The first step of the process for Intraday traders who opt for this strategy is to look for these gaps.
The traders also known as Gappers take up positions after closely observing the trend. If the stock price begins to rise, the investor should take up a long position.
In case, the market gaps down, an investor’s best bet would be to take a short position.
Intraday trading is no doubt a rewarding prospect. However, with all the benefits and perks comes its own share of risks. Many enter the intraday trading segment mistaking it to be less risky than other stock market trading options.
Intraday trading is also hugely populous, to begin with, and such extreme is the volatile nature of the stock market that a single wrong move can completely wipe an investor’s money.
Traders need to make their way around this volatile nature of Intraday trading. Intraday traders tend to do so by resorting to using the various intraday trading strategies at their disposal.
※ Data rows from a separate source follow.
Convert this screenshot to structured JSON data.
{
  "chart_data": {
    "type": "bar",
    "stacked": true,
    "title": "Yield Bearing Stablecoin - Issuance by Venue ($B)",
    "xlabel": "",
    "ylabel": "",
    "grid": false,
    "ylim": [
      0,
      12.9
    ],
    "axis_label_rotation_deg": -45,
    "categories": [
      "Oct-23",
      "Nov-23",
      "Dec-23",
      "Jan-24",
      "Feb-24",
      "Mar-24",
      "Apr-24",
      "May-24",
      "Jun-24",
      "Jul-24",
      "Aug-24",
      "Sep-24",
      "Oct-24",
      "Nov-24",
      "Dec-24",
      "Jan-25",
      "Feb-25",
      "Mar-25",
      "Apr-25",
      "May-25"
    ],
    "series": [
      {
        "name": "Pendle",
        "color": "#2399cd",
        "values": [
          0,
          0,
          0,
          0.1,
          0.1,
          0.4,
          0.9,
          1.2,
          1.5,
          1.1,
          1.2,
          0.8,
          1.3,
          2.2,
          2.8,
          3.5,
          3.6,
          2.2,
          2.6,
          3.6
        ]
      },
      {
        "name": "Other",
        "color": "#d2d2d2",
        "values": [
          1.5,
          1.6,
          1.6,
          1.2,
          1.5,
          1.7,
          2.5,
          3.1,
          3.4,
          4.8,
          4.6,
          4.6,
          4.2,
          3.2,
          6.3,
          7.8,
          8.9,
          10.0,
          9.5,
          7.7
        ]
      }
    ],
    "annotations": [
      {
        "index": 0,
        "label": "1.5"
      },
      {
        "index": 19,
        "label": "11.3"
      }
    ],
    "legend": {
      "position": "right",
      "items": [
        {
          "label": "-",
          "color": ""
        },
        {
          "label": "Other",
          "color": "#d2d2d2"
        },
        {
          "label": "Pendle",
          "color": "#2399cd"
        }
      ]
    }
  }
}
The investor will need to learn these strategies and the right conditions, circumstances to implement them. Another thing that needs to be brought to the notice is that the strategies might work efficiently on a given day, yet may not bring the desired result on others.
Investors who would like to learn more about the various intraday trading strategies can enroll for Intraday courses on the stock market learning app, Stock Pathshala. You can find all kinds of stock market courses in this app.
The e-learning platform houses intraday trading courses which will help novice investors and traders in their endeavors.
Well, with all being said investors need to be patient as the ability to efficiently execute the strategies only comes with time and experience.